🔍 Top 3 Spark Performance Issues

1. ⚖️ Skew

  • Skew is an uneven distribution of data across partitions.
  • In a dataset where one value occurs more frequently than others, this can lead to uneven distribution of tasks across the workers.
  • It can lead to slow tasks (parallelism not used enough), or the task can timeout and fail.

Solution:

  • Enable adaptive query execution that automatically detects and handles skew.
  • Use salting to distribute data evenly. By creating an artificial column, you can split the frequently occurring values into multiple partitions.
  • Filter out and process skewed values separately.

2. 🔄 Shuffle

  • Most expensive operation in Spark.
  • Costly data movement across the cluster
  • Happens when you call an operation that requires an exchange of data between the nodes (e.g., groupby and join).

Solution:

  • Filter early.
  • Use broadcast join when possible (when one of the tables is small enough, you can send it to all the nodes for instant retrieval).
  • Use partitioning to reduce the amount of data that needs to be shuffled.
  • Use window functions instead of groupby & joins when possible.

3. 💾 Spill

  • Happens when the data doesn’t fit in memory of a executor.
  • Memory limits → disk usage -> slow tasks

Solution:

  • Select only the columns you need, filter early.
  • Reduce cardinality (the number of unique values in a column).
  • Increase memory per core.

⚠️ Common Pitfalls

1. 🗂️ Too many/ too few partitions

  • Too many small files cause issues with file reads and metadata management, negatively impacting query performance.
  • Few large files result in poor parallelism.
  • ✅ Use auto-compaction (e.g., when using Delta tables).
  • On Databricks, you can use the OPTIMIZE command to compact small files into larger files and improve query performance.

2. Setting the wrong partition

  • Best to partition on columns with low to moderate cardinality (dozens to thousands of values)
  • When designing the data ingestion process, work from the end goal in mind.
  • To pick the right column for partitioning, consider the consumption patterns, including most frequently used filters, joins, and aggregations.
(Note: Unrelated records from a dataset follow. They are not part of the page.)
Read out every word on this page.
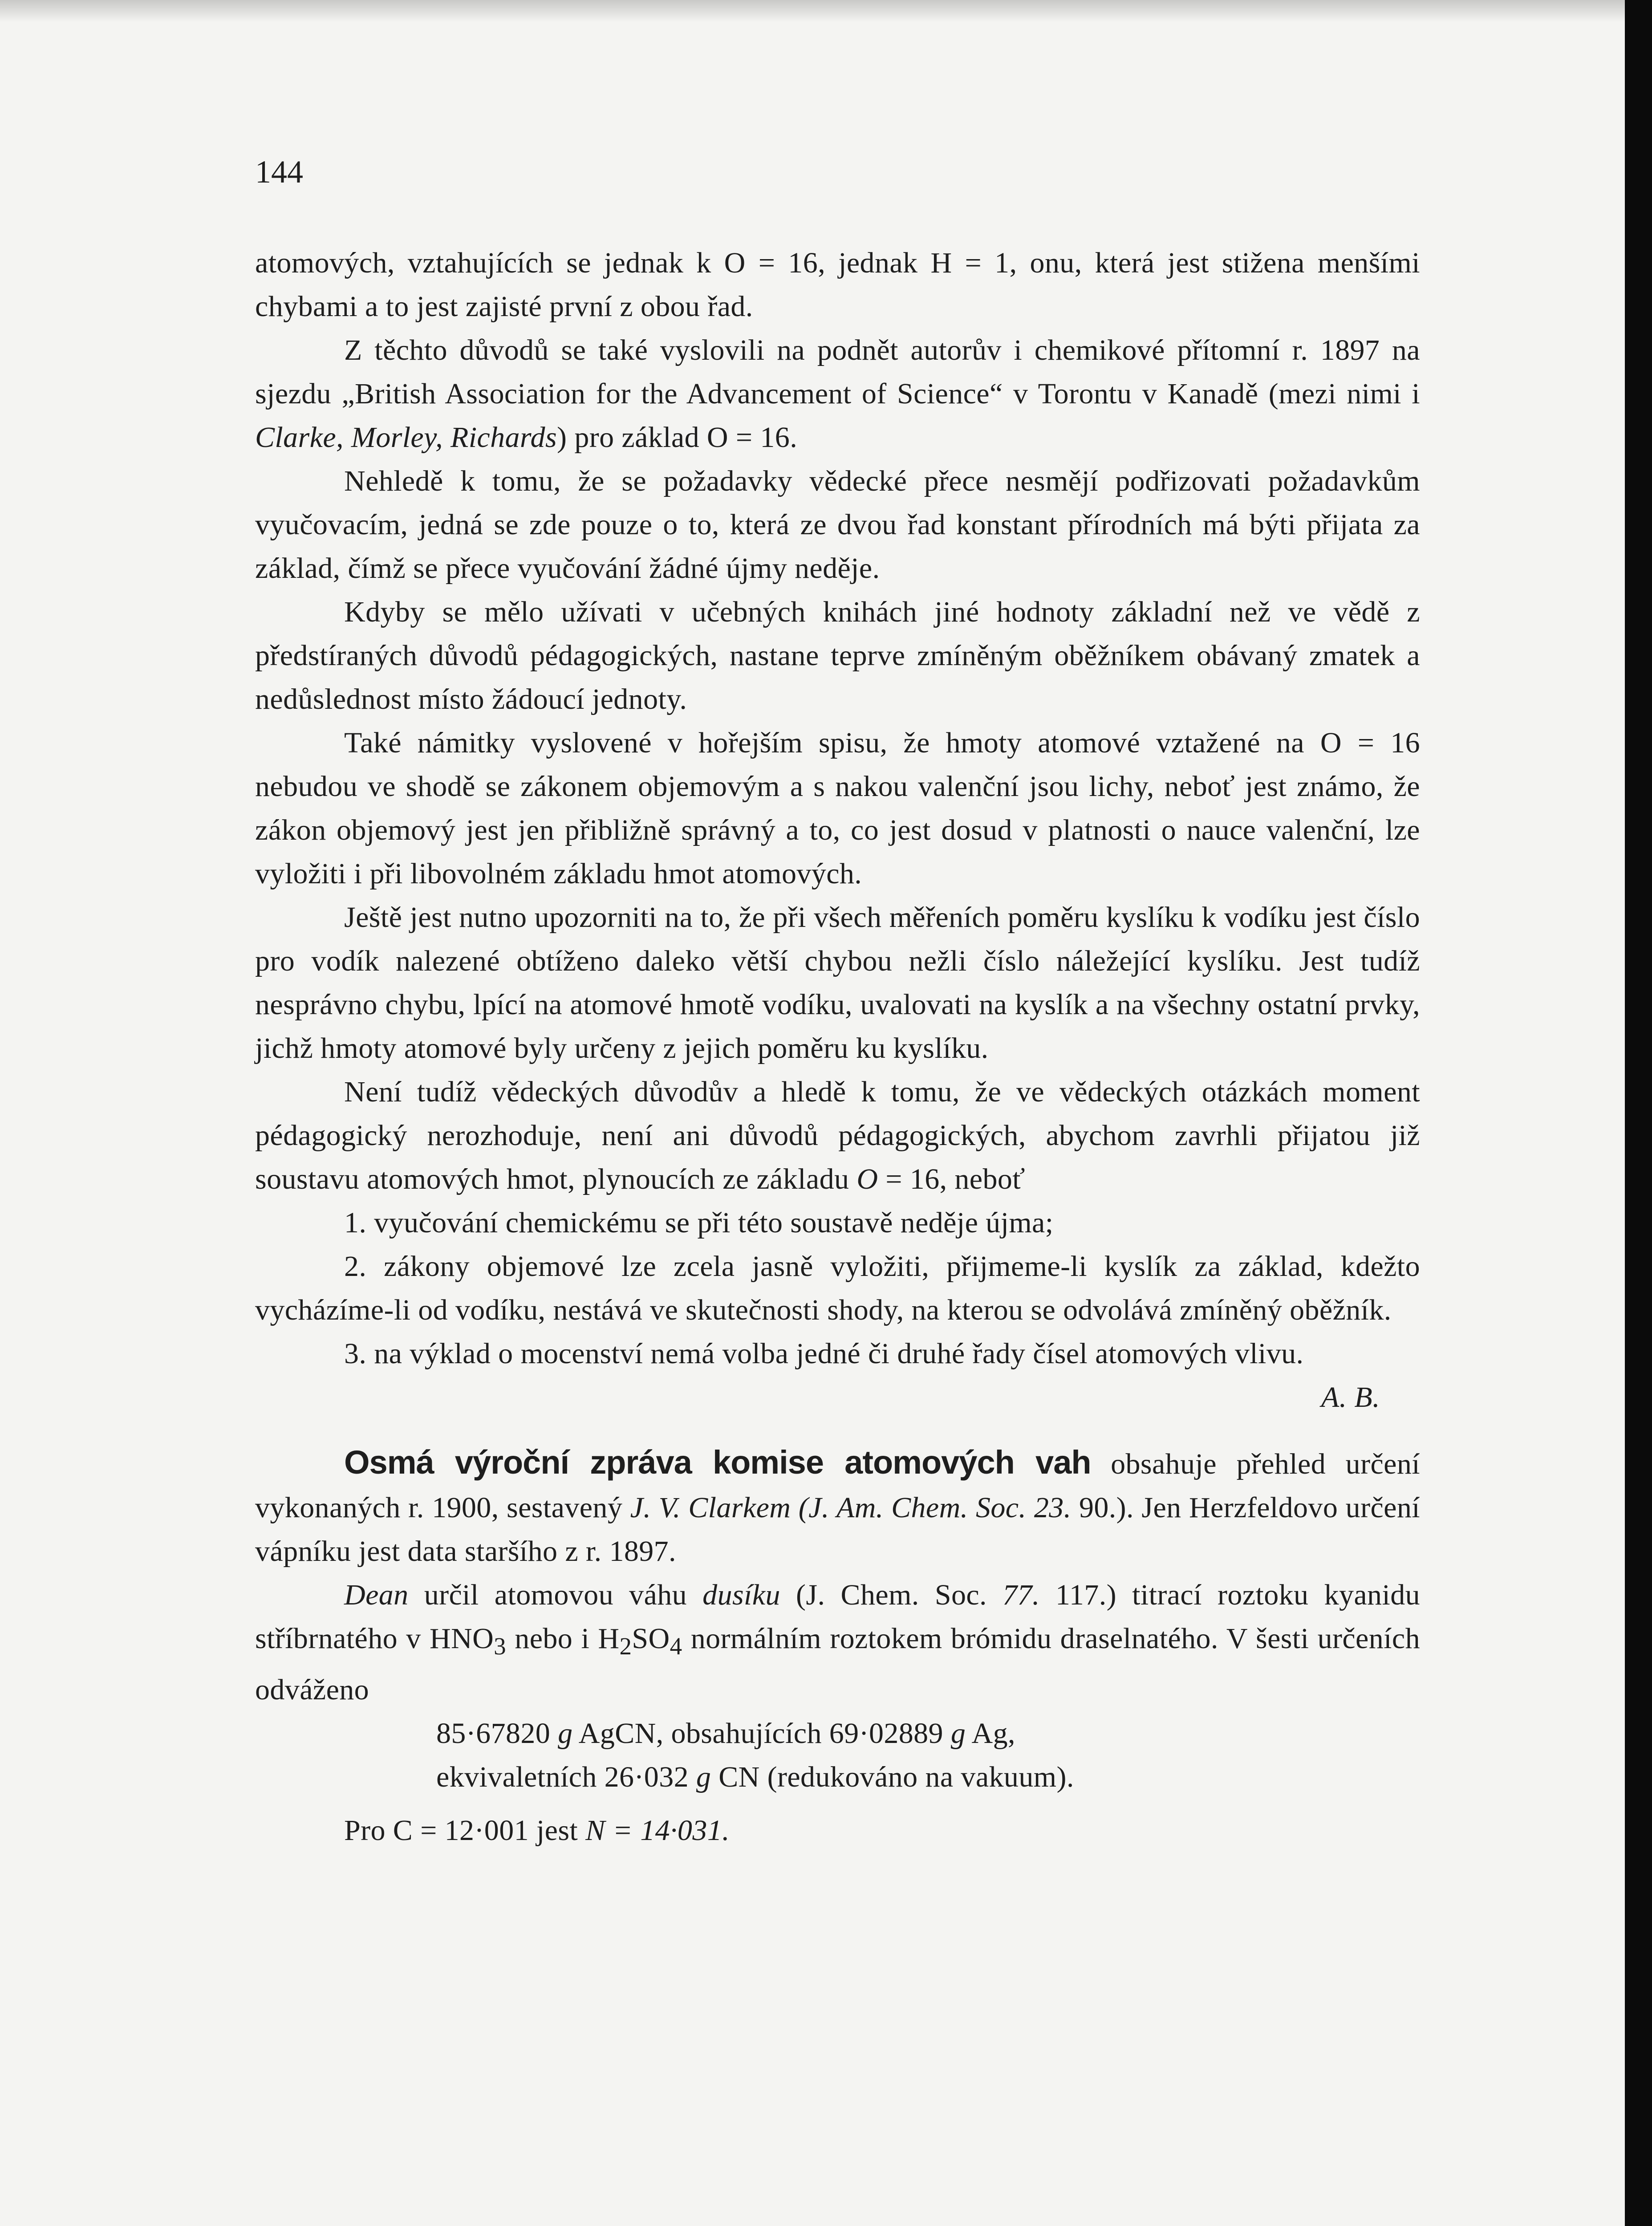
144

atomových, vztahujících se jednak k O = 16, jednak H = 1, onu, která jest stižena menšími chybami a to jest zajisté první z obou řad.

Z těchto důvodů se také vyslovili na podnět autorův i chemikové přítomní r. 1897 na sjezdu „British Association for the Advancement of Science“ v Torontu v Kanadě (mezi nimi i Clarke, Morley, Richards) pro základ O = 16.

Nehledě k tomu, že se požadavky vědecké přece nesmějí podřizovati požadavkům vyučovacím, jedná se zde pouze o to, která ze dvou řad konstant přírodních má býti přijata za základ, čímž se přece vyučování žádné újmy neděje.

Kdyby se mělo užívati v učebných knihách jiné hodnoty základní než ve vědě z předstíraných důvodů pédagogických, nastane teprve zmíněným oběžníkem obávaný zmatek a nedůslednost místo žádoucí jednoty.

Také námitky vyslovené v hořejším spisu, že hmoty atomové vztažené na O = 16 nebudou ve shodě se zákonem objemovým a s nakou valenční jsou lichy, neboť jest známo, že zákon objemový jest jen přibližně správný a to, co jest dosud v platnosti o nauce valenční, lze vyložiti i při libovolném základu hmot atomových.

Ještě jest nutno upozorniti na to, že při všech měřeních poměru kyslíku k vodíku jest číslo pro vodík nalezené obtíženo daleko větší chybou nežli číslo náležející kyslíku. Jest tudíž nesprávno chybu, lpící na atomové hmotě vodíku, uvalovati na kyslík a na všechny ostatní prvky, jichž hmoty atomové byly určeny z jejich poměru ku kyslíku.

Není tudíž vědeckých důvodův a hledě k tomu, že ve vědeckých otázkách moment pédagogický nerozhoduje, není ani důvodů pédagogických, abychom zavrhli přijatou již soustavu atomových hmot, plynoucích ze základu O = 16, neboť

1. vyučování chemickému se při této soustavě neděje újma;

2. zákony objemové lze zcela jasně vyložiti, přijmeme-li kyslík za základ, kdežto vycházíme-li od vodíku, nestává ve skutečnosti shody, na kterou se odvolává zmíněný oběžník.

3. na výklad o mocenství nemá volba jedné či druhé řady čísel atomových vlivu.

A. B.

Osmá výroční zpráva komise atomových vah obsahuje přehled určení vykonaných r. 1900, sestavený J. V. Clarkem (J. Am. Chem. Soc. 23. 90.). Jen Herzfeldovo určení vápníku jest data staršího z r. 1897.

Dean určil atomovou váhu dusíku (J. Chem. Soc. 77. 117.) titrací roztoku kyanidu stříbrnatého v $HNO_3$ nebo i $H_2SO_4$ normálním roztokem brómidu draselnatého. V šesti určeních odváženo

85·67820 g AgCN, obsahujících 69·02889 g Ag,
ekvivaletních 26·032 g CN (redukováno na vakuum).
Pro C = 12·001 jest N = 14·031.
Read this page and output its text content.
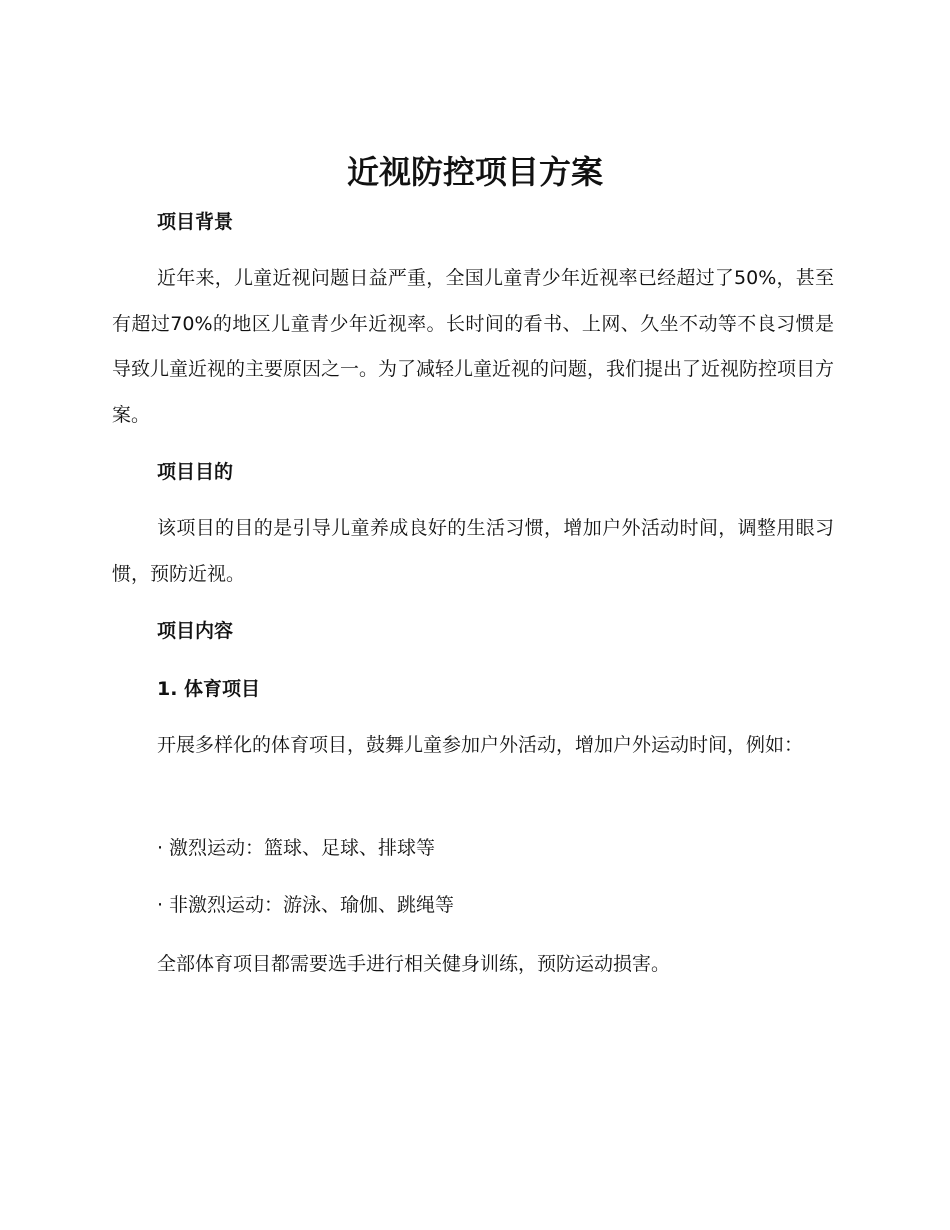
近视防控项目方案
项目背景

近年来，儿童近视问题日益严重，全国儿童青少年近视率已经超过了50%，甚至有超过70%的地区儿童青少年近视率。长时间的看书、上网、久坐不动等不良习惯是导致儿童近视的主要原因之一。为了减轻儿童近视的问题，我们提出了近视防控项目方案。

项目目的

该项目的目的是引导儿童养成良好的生活习惯，增加户外活动时间，调整用眼习惯，预防近视。

项目内容
1. 体育项目

开展多样化的体育项目，鼓舞儿童参加户外活动，增加户外运动时间，例如：

· 激烈运动：篮球、足球、排球等
· 非激烈运动：游泳、瑜伽、跳绳等

全部体育项目都需要选手进行相关健身训练，预防运动损害。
3. Following Spark anti-patterns

  • Iterating over rows. Is a no-no as it can’t be parallelised.
  • Using UDFs when not needed. When possible, use Spark built-in functions instead.
  • Calling collect() or .toPandas() on big datasets—defeats the purpose of using Spark.

4. Not using caching when you should

  • Due to Spark’s lazy evaluation, whenever you call an action, the data is cleared from memory.
  • To avoid expensive recomputation after you call an action, cache the DataFrame if you plan to use it multiple times; otherwise, it will be recomputed every time.